TD vs RBC : Choosing between TD Bank and RBC (Royal Bank of Canada)

When choosing between TD Bank and RBC (Royal Bank of Canada), consumers are usually comparing two of Canada’s largest, most established institutions. Both offer comprehensive banking, credit‑card, lending, investment, and digital‑banking services, but they differ in fee structures, account perks, foreign‑exchange rates, and how they waive monthly fees. For many Canadians, the right choice comes down to whether you prioritize lower‑fee chequing plans (often TD’s edge) or broader‑based wealth and insurance products (a traditional RBC strength).


Key differences at a glance

TD and RBC are very similar in network size and digital‑banking quality, but small differences in pricing and product design can add up over time. TD tends to stand out for its multi‑product rebates and fee‑waiver flexibility on chequing accounts, while RBC focuses more on premium‑tier wealth‑management and insurance‑linked perks. Both banks score highly on mobile‑app ratings, support common payment systems (Apple Pay, Google Pay, Interac e‑Transfer), and maintain thousands of branches and ATMs across Canada.

Because TD also has a major US‑banking footprint, it often offers better foreign‑exchange rates and more seamless cross‑border banking for frequent US travellers than RBC. RBC, meanwhile, emphasizes its position as Canada’s largest bank by assets and leverages its size to offer an especially wide suite of insurance, investment, and business‑banking solutions.
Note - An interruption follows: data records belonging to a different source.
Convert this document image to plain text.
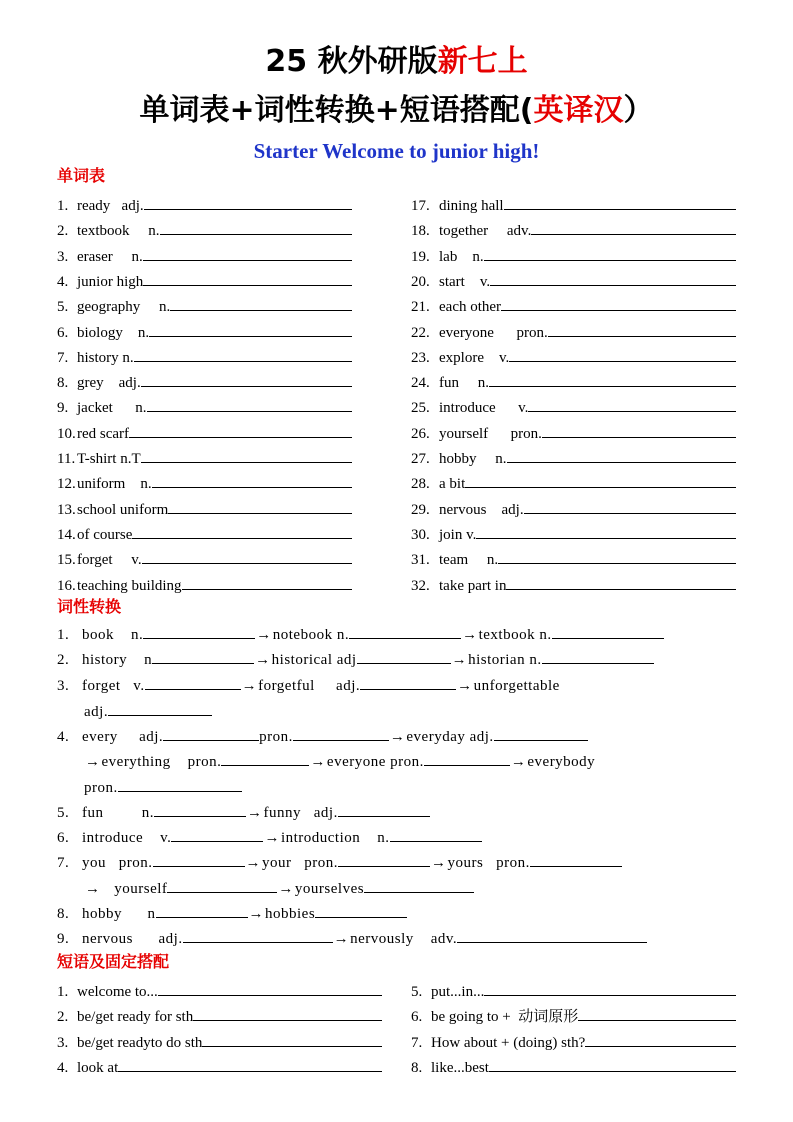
25 秋外研版新七上
单词表+词性转换+短语搭配(英译汉）
Starter Welcome to junior high!
单词表
1. ready   adj.
2. textbook     n.
3. eraser     n.
4. junior high
5. geography     n.
6. biology    n.
7. history n.
8. grey    adj.
9. jacket      n.
10.red scarf
11. T-shirt n.T
12.uniform    n.
13.school uniform
14.of course
15.forget     v.
16.teaching building
17. dining hall
18. together     adv.
19. lab    n.
20. start    v.
21. each other
22. everyone      pron.
23. explore    v.
24. fun     n.
25. introduce      v.
26. yourself      pron.
27. hobby     n.
28. a bit
29. nervous    adj.
30. join v.
31. team     n.
32. take part in
词性转换
1. book n.	→notebook n.	→textbook n.
2. history n	→historical adj	→historian n.
3. forget v.	→forgetful adj.	→unforgettable
adj.
4. every adj.	pron.	→everyday adj.
→everything pron.	→everyone pron.	→everybody
pron.
5. fun	n.	→funny adj.
6. introduce v.	→introduction n.
7. you pron.	→your pron.	→yours pron.
→ yourself	→yourselves
8. hobby n	→hobbies
9. nervous adj.	→nervously adv.
短语及固定搭配
1. welcome to...
2. be/get ready for sth
3. be/get readyto do sth
4. look at
5. put...in...
6. be going to +  动词原形
7. How about + (doing) sth?
8. like...best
Core banking features compared

The table below compares typical personal‑banking features and structures for TD and RBC in 2026. Exact fees and minimums vary by account type and province, but the ranges below reflect standard patterns.
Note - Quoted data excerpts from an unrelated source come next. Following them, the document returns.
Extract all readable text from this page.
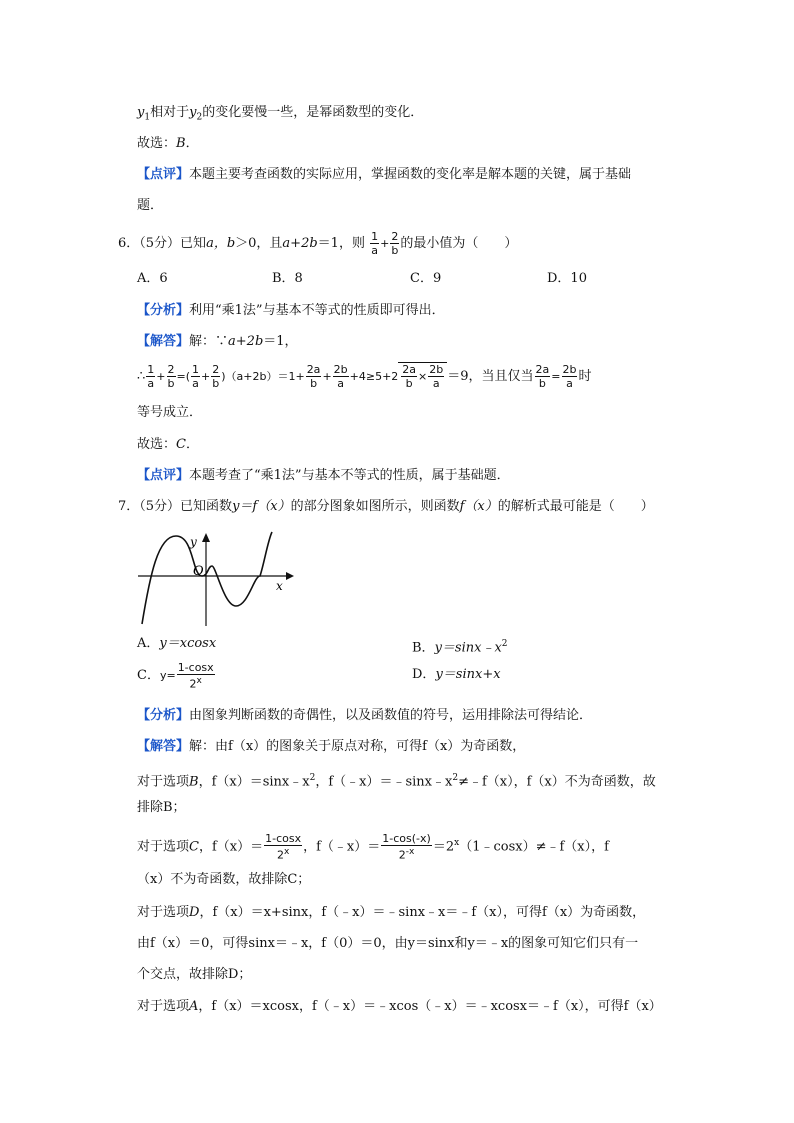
$y_1$相对于$y_2$的变化要慢一些，是幂函数型的变化．
故选：B．
【点评】本题主要考查函数的实际应用，掌握函数的变化率是解本题的关键，属于基础
题．
6．（5分）已知a，b＞0，且a+2b＝1，则 $\frac{1}{a} + \frac{2}{b}$ 的最小值为（　　）
A．6	B．8	C．9	D．10
【分析】利用“乘1法”与基本不等式的性质即可得出．
【解答】解：∵a+2b＝1，
∴ $\frac{1}{a} + \frac{2}{b}$ =( $\frac{1}{a} + \frac{2}{b} )(a+2b)=1+ \frac{2a}{b} + \frac{2b}{a} +4\ge 5+2 \frac{2a}{b} \times \frac{2b}{a} =9$，当且仅当 $\frac{2a}{b} = \frac{2b}{a}$ 时
等号成立．
故选：C．
【点评】本题考查了“乘1法”与基本不等式的性质，属于基础题．
7．（5分）已知函数y＝f（x）的部分图象如图所示，则函数f（x）的解析式最可能是（　　）
y
x
O
A．y＝xcosx	B．$y=\sin x﹣x^2$
C．$y= \frac{1-\cos x}{2^x}$	D．y＝sinx+x
【分析】由图象判断函数的奇偶性，以及函数值的符号，运用排除法可得结论．
【解答】解：由f（x）的图象关于原点对称，可得f（x）为奇函数，
对于选项B，$f(x)=\sin x﹣x^2$，$f(﹣x)=﹣\sin x﹣x^2\ne﹣f(x)$，f（x）不为奇函数，故
排除B；
对于选项C，$f(x)= \frac{1-\cos x}{2^x}$ ，f（﹣x）＝ $\frac{1-\cos(-x)}{2^{-x}}$ $=2^x(1﹣\cos x)\ne﹣f(x)$，f
（x）不为奇函数，故排除C；
对于选项D，f（x）＝x+sinx，f（﹣x）＝﹣sinx﹣x＝﹣f（x），可得f（x）为奇函数，
由f（x）＝0，可得sinx＝﹣x，f（0）＝0，由y＝sinx和y＝﹣x的图象可知它们只有一
个交点，故排除D；
对于选项A，f（x）＝xcosx，f（﹣x）＝﹣xcos（﹣x）＝﹣xcosx＝﹣f（x），可得f（x）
Feature / product category TD Bank RBC (Royal Bank of Canada)
Total assets (rank) #2 in Canada #1 in Canada 
Branch network size ~1,100 branches in Canada ~1,200 branches in Canada 
Mobile‑app rating Around 4.7/5 Around 4.6/5 
Basic chequing fee ~3.95 CAD/month ~4.00 CAD/month 
Mid‑tier chequing fee ~10.95 CAD/month ~10.95 CAD/month 
Premium chequing fee ~29.95 CAD/month ~30.00 CAD/month 
Fee‑waiver balance Often 3,000–5,000 CAD minimum balance; strong multi‑product rebates Often 3,000–4,000 CAD; some premium accounts waive fees only if you bundle multiple RBC products 
Free Interac e‑Transfers Limited per account unless you’re on a higher‑tier plan Limited per account; similar, sometimes fewer on basic plans 
Savings account interest Generally modest, below some high‑yield competitors Often slightly higher than TD on similar‑tier savings; can lead in some “best rates” lists 
Foreign‑exchange advantage Better FX rates for US travel and cross‑border transfers due to US‑bank presence Standard FX spreads; less optimized for frequent US‑border banking 
Credit‑card rewards Strong Aeroplan‑branded cards; TD Rewards Points across Visa portfolio Avion‑branded cards; RBC Rewards and travel‑focused cards; broader insurance bundles 
Perks with chequing Chequing frequently helps waive aspects of credit‑card fees (e.g., All‑Inclusive Banking Plan) Perks often tied to buying multiple RBC products (e.g., insurance, investments) rather than just balance 
Digital features Biometric login, Apple Pay, Google Pay, Interac e‑Transfer, some US‑focused transfers (e.g., Zelle‑style options via TD US) Biometric login, Apple Pay, Google Pay, Interac e‑Transfer, but no direct US‑peer‑to‑peer tools like Zelle 

Which bank is better for you?

If you are a typical Canadian salary earner who wants a low‑hassle, lower‑fee chequing account and some travel‑focused perks, TD often has the edge. Its multi‑product rebates can eliminate or reduce monthly fees on both chequing and credit cards, and its Aeroplan‑linked cards appeal to frequent flyers. TD’s slight lead in foreign‑exchange and cross‑border convenience is also attractive if you travel to or earn money in the United States.

By contrast, RBC may be better if you prioritize a single‑bank “ecosystem” that bundles banking, insurance, investments, and business banking under one roof. RBC’s savings rates sometimes beat TD’s on comparable products, and its premium chequing and investment lines target higher‑net‑worth clients who accept higher fees in exchange for broader wealth‑management access.

In short, choose TD if you want cheaper or more easily waived chequing‑account fees, Aeroplan‑style travel rewards, and friendlier US‑border banking. Choose RBC if you value a deeply integrated suite of insurance and investment products, slightly stronger savings rates, and being with Canada’s largest bank by assets.